Now it is in the full glare of the political spotlight, with China becoming its prime Oriental champion - as a maker of instruments, purveyor of audiences and forcing-ground for talent. China's classical musicians are everywhere on the Western classical scene: leading orchestras, starring on platforms and winning competitions.

An estimated 38 million children study the piano in China - it's the smart acquisition for every successful family. As the ebullient young virtuoso Lang Lang puts it: "People in the West should know that after the Russians, the Chinese are coming. Just as the violin was the Korean and Japanese thing, the piano is the Chinese instrument.
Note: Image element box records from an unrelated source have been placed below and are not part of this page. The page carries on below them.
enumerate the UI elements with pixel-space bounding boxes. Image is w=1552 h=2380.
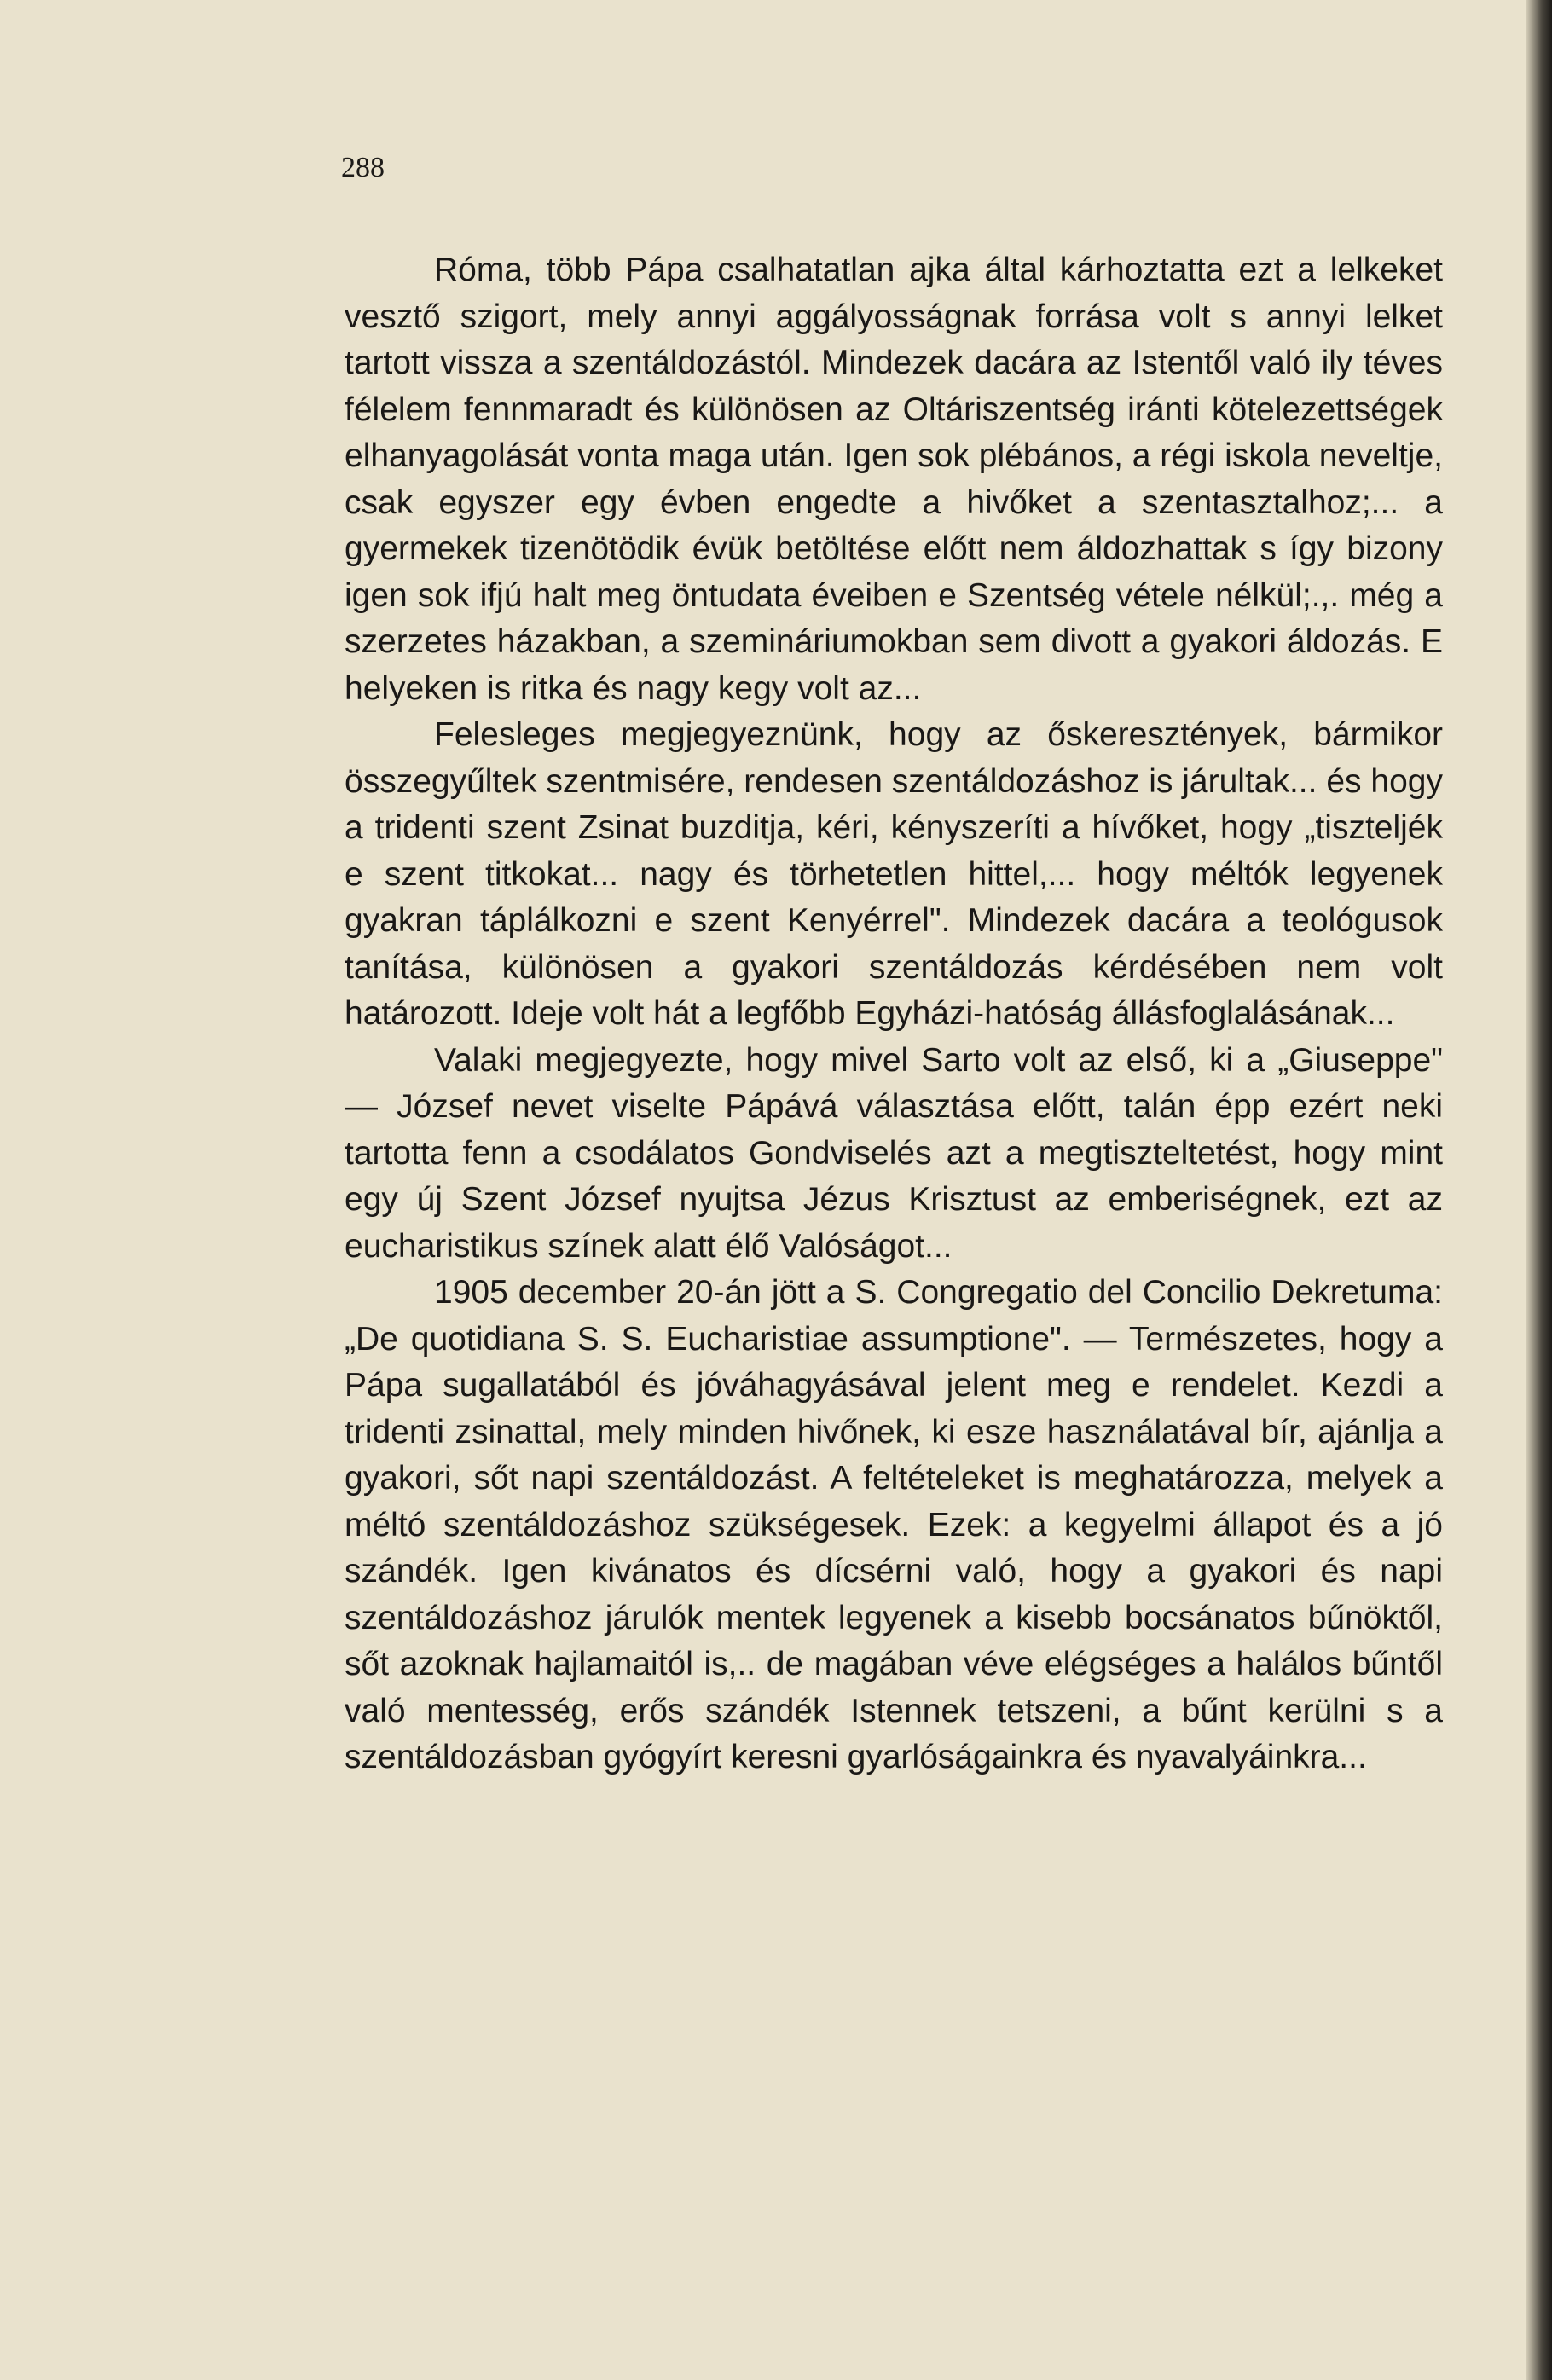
- book-spine-edge: [1526, 0, 1552, 2380]
- paragraph-2: Felesleges megjegyeznünk, hogy az őskeresztények, bármikor összegyűltek szentmisére, rendesen szentáldozáshoz is járultak... és hogy a tridenti szent Zsinat buzditja, kéri, kényszeríti a hívőket, hogy „tiszteljék e szent titkokat... nagy és törhetetlen hittel,... hogy méltók legyenek gyakran táplálkozni e szent Kenyérrel". Mindezek dacára a teológusok tanítása, különösen a gyakori szentáldozás kérdésében nem volt határozott. Ideje volt hát a legfőbb Egyházi-hatóság állásfoglalásának...: [345, 716, 1443, 1032]
- page-number: 288: [341, 152, 385, 183]
- paragraph-4: 1905 december 20-án jött a S. Congregatio del Concilio Dekretuma: „De quotidiana S. S. Eucharistiae assumptione". — Természetes, hogy a Pápa sugallatából és jóváhagyásával jelent meg e rendelet. Kezdi a tridenti zsinattal, mely minden hivőnek, ki esze használatával bír, ajánlja a gyakori, sőt napi szentáldozást. A feltételeket is meghatározza, melyek a méltó szentáldozáshoz szükségesek. Ezek: a kegyelmi állapot és a jó szándék. Igen kivánatos és dícsérni való, hogy a gyakori és napi szentáldozáshoz járulók mentek legyenek a kisebb bocsánatos bűnöktől, sőt azoknak hajlamaitól is,.. de magában véve elégséges a halálos bűntől való mentesség, erős szándék Istennek tetszeni, a bűnt kerülni s a szentáldozásban gyógyírt keresni gyarlóságainkra és nyavalyáinkra...: [345, 1274, 1443, 1775]
- paragraph-3: Valaki megjegyezte, hogy mivel Sarto volt az első, ki a „Giuseppe" — József nevet viselte Pápává választása előtt, talán épp ezért neki tartotta fenn a csodálatos Gondviselés azt a megtiszteltetést, hogy mint egy új Szent József nyujtsa Jézus Krisztust az emberiségnek, ezt az eucharistikus színek alatt élő Valóságot...: [345, 1041, 1443, 1265]
- paragraph-1: Róma, több Pápa csalhatatlan ajka által kárhoztatta ezt a lelkeket vesztő szigort, mely annyi aggályosságnak forrása volt s annyi lelket tartott vissza a szentáldozástól. Mindezek dacára az Istentől való ily téves félelem fennmaradt és különösen az Oltáriszentség iránti kötelezettségek elhanyagolását vonta maga után. Igen sok plébános, a régi iskola neveltje, csak egyszer egy évben engedte a hivőket a szentasztalhoz;... a gyermekek tizenötödik évük betöltése előtt nem áldozhattak s így bizony igen sok ifjú halt meg öntudata éveiben e Szentség vétele nélkül;.,. még a szerzetes házakban, a szemináriumokban sem divott a gyakori áldozás. E helyeken is ritka és nagy kegy volt az...: [345, 252, 1443, 707]
- body-text: [345, 247, 1443, 1781]
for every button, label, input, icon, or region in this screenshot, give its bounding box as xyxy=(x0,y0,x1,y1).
And it is the king of instruments."

But how will it be used? "Chinese people must do their own thing with it," says Lang Lang, who leavens his Rachmaninov with traditional Chinese music. The composer Tan Dun has found one way of melding the traditions of East and West, but he is now so internationalised that he hardly counts as Chinese.

In a lift at the Beijing conservatory, I bump into one of China's new experimental composers, a graceful 23-year-old named Wang Lu, who's just off to study in the United States. What does she hope to find there? "My own way forward, which is not pop, and neither purely American nor purely Chinese."

Liping Zhang is the Beijing conservatory's prize soprano. She divides her time between home (New York) and London, where she alternates with Angela Gheorghiu as a meltingly effective Mimi at Covent Garden.

"I'd spent my childhood singing in the Beijing opera style," she says, "but one day I happened to see a movie of La Traviata with Placido Domingo and Teresa Stratas, and I was bowled over by the sound. It was the colour, the freshness - it just touched in my heart. I decided on the spot that that was the music I wanted to sing."

Back in London, I eavesdrop on a rehearsal for a revival of the Royal Opera Bohème, where Rodolfo is warming up by practising some very un-French karate kicks. This is Yu Qiang Dai, from Beijing. The rehearsal begins, with Rodolfo shivering at the window, but in no time he has established himself as the life and soul of the party. This man is fun, and his voice is neat and sweet.

Qiang Dai sees his mission as being not only to blaze the Chinese trail abroad, but also to introduce Western music to the Chinese masses. His debut CD, just released on EMI, is doing well, but what's his long-term dream? "To see a home-grown Chinese opera take the West by storm." Yes, the Chinese are coming.